Despite all progress in non-invasive diagnostic procedures for metabolic bone diseases such as osteoporosis, there is still a small subgroup of female and male patients who may benefit from adding bone biopsy into the diagnostic procedure. Most of the patients with osteoporosis are mainly managed using serum biochemical markers or non-invasive imaging techniques. These patients are categorized as untypical cases, i.e. males and pre- and postmenopausal females with fragility fractures, individuals in whom conventional non-invasive diagnostic procedures cannot explain the aetiology of the bone disease, or their «non-responders» status to treatment.

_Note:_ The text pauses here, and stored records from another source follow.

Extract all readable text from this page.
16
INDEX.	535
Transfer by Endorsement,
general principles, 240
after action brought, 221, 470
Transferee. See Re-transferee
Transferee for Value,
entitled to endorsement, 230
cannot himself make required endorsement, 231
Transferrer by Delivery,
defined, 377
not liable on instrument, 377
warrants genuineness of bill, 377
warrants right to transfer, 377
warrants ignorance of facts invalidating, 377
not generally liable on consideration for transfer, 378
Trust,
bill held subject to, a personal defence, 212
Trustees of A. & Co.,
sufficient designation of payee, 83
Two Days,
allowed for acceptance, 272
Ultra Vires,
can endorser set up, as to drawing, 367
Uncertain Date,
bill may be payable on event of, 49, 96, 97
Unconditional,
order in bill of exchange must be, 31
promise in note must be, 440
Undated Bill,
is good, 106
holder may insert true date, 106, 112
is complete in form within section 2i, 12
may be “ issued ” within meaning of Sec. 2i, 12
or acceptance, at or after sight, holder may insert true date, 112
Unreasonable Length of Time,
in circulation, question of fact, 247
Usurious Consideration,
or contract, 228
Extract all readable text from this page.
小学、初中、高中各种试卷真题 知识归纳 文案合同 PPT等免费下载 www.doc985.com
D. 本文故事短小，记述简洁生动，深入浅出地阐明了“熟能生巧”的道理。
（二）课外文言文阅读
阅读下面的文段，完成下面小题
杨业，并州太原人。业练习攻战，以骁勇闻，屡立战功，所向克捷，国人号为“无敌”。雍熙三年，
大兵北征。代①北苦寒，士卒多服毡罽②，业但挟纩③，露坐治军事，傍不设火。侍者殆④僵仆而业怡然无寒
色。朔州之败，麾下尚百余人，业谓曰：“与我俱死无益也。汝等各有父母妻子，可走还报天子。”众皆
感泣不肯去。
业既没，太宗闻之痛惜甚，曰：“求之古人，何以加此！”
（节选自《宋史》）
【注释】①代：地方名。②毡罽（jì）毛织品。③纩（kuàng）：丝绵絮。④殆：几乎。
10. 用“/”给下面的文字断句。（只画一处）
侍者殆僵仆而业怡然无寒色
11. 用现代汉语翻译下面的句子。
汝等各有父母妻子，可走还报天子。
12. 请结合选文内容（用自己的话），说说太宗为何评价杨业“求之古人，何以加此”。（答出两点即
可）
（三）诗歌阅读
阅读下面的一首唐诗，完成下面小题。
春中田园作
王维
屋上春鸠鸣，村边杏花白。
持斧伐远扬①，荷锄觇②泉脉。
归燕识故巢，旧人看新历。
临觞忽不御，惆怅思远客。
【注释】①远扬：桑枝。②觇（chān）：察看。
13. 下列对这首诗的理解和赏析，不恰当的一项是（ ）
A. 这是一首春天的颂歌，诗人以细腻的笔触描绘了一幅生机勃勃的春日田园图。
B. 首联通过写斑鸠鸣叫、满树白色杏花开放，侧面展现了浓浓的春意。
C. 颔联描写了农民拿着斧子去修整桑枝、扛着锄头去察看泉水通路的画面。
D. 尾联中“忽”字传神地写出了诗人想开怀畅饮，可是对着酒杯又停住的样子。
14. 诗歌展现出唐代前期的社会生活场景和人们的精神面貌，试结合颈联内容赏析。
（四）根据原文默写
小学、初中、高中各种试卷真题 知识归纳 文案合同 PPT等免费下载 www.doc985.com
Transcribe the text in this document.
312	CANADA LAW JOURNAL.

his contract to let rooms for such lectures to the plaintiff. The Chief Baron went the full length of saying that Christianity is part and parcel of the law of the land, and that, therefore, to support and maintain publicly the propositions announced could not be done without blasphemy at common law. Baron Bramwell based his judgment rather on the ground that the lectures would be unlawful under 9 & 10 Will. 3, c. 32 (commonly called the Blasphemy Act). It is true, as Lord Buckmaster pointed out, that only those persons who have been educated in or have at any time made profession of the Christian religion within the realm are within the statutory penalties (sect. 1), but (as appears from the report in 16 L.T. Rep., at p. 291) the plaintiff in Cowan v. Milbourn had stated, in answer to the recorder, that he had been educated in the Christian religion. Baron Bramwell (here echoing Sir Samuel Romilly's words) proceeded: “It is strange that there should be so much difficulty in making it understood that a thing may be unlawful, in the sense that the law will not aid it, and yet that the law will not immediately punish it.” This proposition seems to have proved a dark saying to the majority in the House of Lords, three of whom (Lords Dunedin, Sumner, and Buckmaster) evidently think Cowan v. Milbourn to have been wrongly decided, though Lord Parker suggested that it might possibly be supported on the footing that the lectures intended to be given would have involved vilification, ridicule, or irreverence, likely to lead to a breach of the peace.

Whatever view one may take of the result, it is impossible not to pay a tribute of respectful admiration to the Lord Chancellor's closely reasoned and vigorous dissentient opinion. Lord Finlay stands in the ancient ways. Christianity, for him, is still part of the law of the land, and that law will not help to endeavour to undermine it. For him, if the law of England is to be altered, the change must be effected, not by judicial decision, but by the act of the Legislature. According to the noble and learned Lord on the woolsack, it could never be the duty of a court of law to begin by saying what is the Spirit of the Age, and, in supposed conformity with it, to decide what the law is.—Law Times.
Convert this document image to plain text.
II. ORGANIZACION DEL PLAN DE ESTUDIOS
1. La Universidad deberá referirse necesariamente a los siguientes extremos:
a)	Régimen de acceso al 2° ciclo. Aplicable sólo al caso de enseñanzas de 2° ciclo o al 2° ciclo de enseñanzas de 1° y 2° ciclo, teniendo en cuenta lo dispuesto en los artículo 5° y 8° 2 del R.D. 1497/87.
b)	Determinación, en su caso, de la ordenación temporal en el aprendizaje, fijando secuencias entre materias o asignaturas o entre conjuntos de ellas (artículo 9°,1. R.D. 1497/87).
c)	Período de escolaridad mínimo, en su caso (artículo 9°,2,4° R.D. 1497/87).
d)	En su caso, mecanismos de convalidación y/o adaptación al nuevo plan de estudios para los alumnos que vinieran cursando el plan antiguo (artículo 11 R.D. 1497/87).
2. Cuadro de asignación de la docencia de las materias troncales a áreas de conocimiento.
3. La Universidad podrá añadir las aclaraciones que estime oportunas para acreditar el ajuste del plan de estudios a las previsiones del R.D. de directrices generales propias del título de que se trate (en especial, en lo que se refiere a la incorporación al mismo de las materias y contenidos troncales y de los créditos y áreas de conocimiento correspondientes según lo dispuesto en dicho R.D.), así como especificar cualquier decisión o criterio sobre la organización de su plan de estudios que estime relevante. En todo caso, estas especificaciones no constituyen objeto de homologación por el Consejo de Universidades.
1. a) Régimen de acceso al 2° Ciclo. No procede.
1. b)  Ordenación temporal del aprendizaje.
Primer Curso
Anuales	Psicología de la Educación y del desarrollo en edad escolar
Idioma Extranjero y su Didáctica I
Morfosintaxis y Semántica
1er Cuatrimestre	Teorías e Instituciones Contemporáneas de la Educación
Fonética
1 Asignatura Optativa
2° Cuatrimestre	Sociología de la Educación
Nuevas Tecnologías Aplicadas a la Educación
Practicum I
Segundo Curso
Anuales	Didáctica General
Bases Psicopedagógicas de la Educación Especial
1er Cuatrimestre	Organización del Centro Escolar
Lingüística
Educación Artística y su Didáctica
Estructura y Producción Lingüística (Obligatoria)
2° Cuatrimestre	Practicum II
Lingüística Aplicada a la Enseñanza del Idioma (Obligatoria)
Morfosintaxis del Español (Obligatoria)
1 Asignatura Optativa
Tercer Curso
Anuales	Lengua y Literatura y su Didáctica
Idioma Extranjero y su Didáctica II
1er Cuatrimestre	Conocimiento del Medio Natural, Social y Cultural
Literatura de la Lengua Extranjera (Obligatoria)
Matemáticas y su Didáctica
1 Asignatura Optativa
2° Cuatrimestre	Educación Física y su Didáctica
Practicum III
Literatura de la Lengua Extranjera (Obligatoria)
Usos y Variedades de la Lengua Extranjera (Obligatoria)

Limitations of bone biopsies can be optimised with frequent training of the biopsy technique and better understanding oft the analytical information that can be obtained from bone biopsies. Since new therapeutic agents have been developed which suppress high osteoclast turnover and osteoclast inductive therapies which stimulate predominantly bone formation. Basically bone biopsies should be performed when pathogenic mechanisms are unclear. Further, changes in bone quality and material pro­perties, such as microarchitecture, matrix quality, and mineral quality as contributing factors to bone fragility — still require invasive analysis of bone tissue and cannot be described by non-invasive techniques.